Mohandas K. Gandhi forged himself into an inspiration for repressed peoples around the world, receiving the name "Mahatma," or Great Soul, for his humanitarian vision. Gandhi was born on October 2, 1869, into one of the main provinces of British India to a family steeped in local politics. The high local status of Gandhi's father and grandfather led the young boy to grow up with the image of Indians ruling their own states, not being ruled over.
Gandhi was married in 1882, at the age of 13, to a girl his own age and caste - Kasturba Makanji, who remained his wife until his death. Although viewed as a symbol of traditional Indian values and beliefs, Gandhi struggled to find elements of Hinduism which complemented his beliefs, shaping together an eclectic combination emphasizing nonviolence, duty, and truth. Gandhi spent three years in London as a law student, from 1888 to 1891 and then promptly returned to India with a new outlook based on his contact with the West.

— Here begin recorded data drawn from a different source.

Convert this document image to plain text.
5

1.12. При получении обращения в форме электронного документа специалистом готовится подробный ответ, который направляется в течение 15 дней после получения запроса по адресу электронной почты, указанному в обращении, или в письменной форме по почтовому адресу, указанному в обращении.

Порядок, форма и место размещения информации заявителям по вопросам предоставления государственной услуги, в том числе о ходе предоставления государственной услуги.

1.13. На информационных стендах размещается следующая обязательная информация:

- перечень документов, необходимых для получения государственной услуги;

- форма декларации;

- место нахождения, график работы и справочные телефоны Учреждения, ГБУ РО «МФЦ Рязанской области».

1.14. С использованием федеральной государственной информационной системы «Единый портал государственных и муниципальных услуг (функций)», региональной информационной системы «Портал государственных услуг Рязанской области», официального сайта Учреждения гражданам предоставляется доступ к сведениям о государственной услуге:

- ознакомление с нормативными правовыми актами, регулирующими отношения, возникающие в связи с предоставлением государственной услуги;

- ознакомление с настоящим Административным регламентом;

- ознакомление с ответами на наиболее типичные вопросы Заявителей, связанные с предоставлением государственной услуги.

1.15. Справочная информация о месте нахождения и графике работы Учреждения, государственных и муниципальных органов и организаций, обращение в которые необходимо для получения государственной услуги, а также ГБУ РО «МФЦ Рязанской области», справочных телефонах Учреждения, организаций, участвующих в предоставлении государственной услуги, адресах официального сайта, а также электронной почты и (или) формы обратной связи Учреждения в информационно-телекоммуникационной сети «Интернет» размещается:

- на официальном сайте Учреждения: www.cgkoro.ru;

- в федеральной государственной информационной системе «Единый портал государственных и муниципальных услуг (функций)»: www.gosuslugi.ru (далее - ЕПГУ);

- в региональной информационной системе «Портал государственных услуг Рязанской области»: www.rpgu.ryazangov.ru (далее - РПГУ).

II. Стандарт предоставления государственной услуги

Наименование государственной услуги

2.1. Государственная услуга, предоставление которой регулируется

After returning to India, Gandhi could have faded into obscurity as a small-town lawyer. This was not to be his fate, however, as he was invited to South Africa in 1893 to represent an India-based firm in a legal dispute. Here Gandhi realized the true potential for India, and developed a public persona and the self-confidence for his struggle ahead. Gandhi discovered severe discrimination by South African officials against Indian merchants and laborers through both humiliating displays and legislation. Gandhi sought to pressure white South Africans, English liberals, and Indian academics to help end such treatment. A major triumph in this campaign was the creation of a South African British Indian Committee in 1906. By 1914, Gandhi succeeded in having Muslim and Hindu marriages recognized and repealing a law requiring Indians to register if they wished to live in South Africa. During this time, Gandhi and his family adopted the simple dress of lower caste citizens to show empathy with the indentured servants.
Gandhi returned to Indian in 1915 where he would spend the rest of his life. With his return, Gandhi lost a reputation as an anglicized Indian and was given the title “Mahatma.” His immediate goal was to show the British that the peasants were not loyal subjects; in the next five years, Gandhi championed various peasant groups through his goal of nonviolent rebellion through satyagraha. By 1922, Gandhi was arrested for sedition and sentenced to six years imprisonment.
Gandhi was released from prison in 1924. He continued his work promoting nonviolent civil disobedience and working with the Indian National Congress. In 1930, he found a focus for his campaign – the Salt Tax. The tax prohibited private manufacture of salt or possession of non-government salt, conditions which greatly harmed the poor of India. The British would take salt from salt-pans on the Indian coast and sell it for exorbitant prices for government income. On March 12, 1930, Gandhi began his 241 mile march to the sea, collecting followers along the way. He reached his goal on April 5 and picked up salt from the seashore, formally breaking the law and prompting similar acts across the nation.
In 1931 Gandhi met with the Indian viceroy to negotiate, followed by more meetings and discussions in London and India, including a seat at the Round Table Conference in 1930-1. By the mid-1930s, other Indian leaders came to the fore, such as Jawahartal Nehru. In 1934, nearly 70 years old, Gandhi suspended civil disobedience, resigned from Congress and devoted his time to village reform.
The Second World War led Gandhi to participate in nationalist politics once again, culminating in August 1942 in the ‘Quit India’ movement. This movement consisted of Gandhi’s frustrated speeches coming close to endorsing violence as he became impatient with the slow movement of the nonviolence path. The Congress Party shortly passed a resolution demanding the British “quit India.” This last attempt at satyagraha (nonviolent resistance) led to Gandhi’s final imprisonment until May 1944. India’s independence in 1947 was Gandhi’s life goal; however its occurrence in bloodshed disappointed him. He was assassinated by a Hindu extremist 6 months later on January 30, 1948.
Gandhi’s legacy lives on as a seeker of truth and nonviolent solutions to the world’s problems. These words have motivated such great men as Martin Luther King, Jr. and Nelson Mandela to action: the “most important thing to remember is to curb anger, never do violence, and even to suffer violence done to us” ( Arnold 100).
Arnold, David, Gandhi.
Brown, Judith M., Gandhi Prisoner of Hope.